In Peskin's quantum field theory book, There is a sentence in page 17:
...
More generally, we can allow the action to change by a surface term, since the presence of such a term would not affect our derivation of the Euler-Lagrange equations of motion ...
...
\begin{equation} \mathcal{L}(x)\to\mathcal{L}(x)+\partial_\mu\mathcal{J}^\mu(x).\tag{2.10} \end{equation}
What is the "surface term"? Is it just a partial derivative term as $\partial_\mu\mathcal{J}^\mu(x)$?
Yes, a surface term is a 4-divergence of a 4-vector.

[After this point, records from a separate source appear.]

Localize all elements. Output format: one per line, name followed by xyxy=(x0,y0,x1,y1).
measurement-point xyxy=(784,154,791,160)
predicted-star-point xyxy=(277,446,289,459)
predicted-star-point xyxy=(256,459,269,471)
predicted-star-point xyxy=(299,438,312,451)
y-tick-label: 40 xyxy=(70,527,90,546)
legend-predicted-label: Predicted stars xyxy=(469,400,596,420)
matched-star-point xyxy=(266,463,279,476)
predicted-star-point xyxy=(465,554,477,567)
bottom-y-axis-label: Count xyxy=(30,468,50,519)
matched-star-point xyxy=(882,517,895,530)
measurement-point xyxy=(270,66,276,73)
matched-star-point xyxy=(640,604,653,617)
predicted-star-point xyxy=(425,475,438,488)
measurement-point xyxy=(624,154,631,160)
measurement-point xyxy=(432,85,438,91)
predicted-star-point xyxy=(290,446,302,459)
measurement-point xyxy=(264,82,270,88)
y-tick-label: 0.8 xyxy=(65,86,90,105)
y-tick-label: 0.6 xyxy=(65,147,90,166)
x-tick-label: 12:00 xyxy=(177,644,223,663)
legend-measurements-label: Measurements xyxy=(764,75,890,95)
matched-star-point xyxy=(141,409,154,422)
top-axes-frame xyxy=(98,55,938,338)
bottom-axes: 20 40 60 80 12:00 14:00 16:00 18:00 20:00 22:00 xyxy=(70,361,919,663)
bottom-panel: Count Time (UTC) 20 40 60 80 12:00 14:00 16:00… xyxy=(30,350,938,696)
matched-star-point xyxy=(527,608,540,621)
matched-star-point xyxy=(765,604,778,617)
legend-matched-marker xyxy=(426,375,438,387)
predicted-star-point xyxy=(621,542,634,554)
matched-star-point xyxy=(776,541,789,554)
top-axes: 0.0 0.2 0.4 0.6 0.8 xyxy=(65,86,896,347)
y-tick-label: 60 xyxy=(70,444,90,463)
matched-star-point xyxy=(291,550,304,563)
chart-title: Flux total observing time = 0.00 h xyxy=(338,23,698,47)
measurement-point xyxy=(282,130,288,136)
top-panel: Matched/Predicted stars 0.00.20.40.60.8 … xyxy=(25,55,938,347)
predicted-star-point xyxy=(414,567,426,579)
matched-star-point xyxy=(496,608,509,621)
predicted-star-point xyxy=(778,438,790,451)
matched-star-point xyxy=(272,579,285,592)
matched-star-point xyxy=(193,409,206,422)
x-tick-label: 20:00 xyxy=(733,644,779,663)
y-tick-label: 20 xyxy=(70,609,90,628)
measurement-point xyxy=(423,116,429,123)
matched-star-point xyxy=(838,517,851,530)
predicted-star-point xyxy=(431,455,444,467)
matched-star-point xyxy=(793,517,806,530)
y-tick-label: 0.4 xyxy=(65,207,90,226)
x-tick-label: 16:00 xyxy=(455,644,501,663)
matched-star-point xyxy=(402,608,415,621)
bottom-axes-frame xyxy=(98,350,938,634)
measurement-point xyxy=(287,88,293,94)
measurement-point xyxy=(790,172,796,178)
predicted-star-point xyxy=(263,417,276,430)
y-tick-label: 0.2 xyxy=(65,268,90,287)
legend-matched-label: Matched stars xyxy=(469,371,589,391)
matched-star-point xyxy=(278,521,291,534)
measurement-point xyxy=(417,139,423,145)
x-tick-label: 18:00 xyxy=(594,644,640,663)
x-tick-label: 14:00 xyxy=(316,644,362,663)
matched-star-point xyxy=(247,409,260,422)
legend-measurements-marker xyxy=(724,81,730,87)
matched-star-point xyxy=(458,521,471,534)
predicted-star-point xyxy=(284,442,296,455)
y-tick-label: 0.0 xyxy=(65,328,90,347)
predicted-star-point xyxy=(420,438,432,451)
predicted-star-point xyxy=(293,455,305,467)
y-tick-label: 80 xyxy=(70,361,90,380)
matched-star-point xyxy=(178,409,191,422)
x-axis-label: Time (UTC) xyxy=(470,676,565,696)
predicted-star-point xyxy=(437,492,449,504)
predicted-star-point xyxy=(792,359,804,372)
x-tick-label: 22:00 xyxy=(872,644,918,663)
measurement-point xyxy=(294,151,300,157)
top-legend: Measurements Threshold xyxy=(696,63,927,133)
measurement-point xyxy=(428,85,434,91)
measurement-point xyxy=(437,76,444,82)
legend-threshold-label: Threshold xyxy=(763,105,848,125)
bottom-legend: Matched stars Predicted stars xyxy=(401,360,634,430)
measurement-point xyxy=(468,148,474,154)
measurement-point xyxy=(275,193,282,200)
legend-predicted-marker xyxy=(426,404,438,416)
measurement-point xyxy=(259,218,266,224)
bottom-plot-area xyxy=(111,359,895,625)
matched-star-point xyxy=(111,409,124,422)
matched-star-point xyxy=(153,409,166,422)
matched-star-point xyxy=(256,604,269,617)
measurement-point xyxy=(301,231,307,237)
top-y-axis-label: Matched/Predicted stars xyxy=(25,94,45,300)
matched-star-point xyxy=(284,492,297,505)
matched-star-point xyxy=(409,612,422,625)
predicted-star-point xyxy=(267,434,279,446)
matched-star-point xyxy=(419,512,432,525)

The reason is that the Action
$S= \int_\Omega d^4x \mathcal{L}$
defined in some Region of spacetime $\Omega$ corresponding to such a surface term can be converted by Gauss Theorem:
$S = \int_\Omega d^4x \partial^\mu J_\mu = \int_{\partial \Omega}d \sigma n^\mu J_\mu$.
Here, $n^\mu$ is the unit normal vector pointing out of the spacetime surface $\partial \Omega$.
We use the divergence theorem to connect boundary terms to divergences, as already mentioned in kryomaxim's answer.
It should be stressed that the relevant divergence term $d_{\mu}{\cal J}^{\mu}$ is a total spacetime derivative, not a partial/explicit spacetime derivative $\partial_{\mu}{\cal J}^{\mu}$, even if many authors use confusing notation, cf. e.g. my Phys.SE answer here.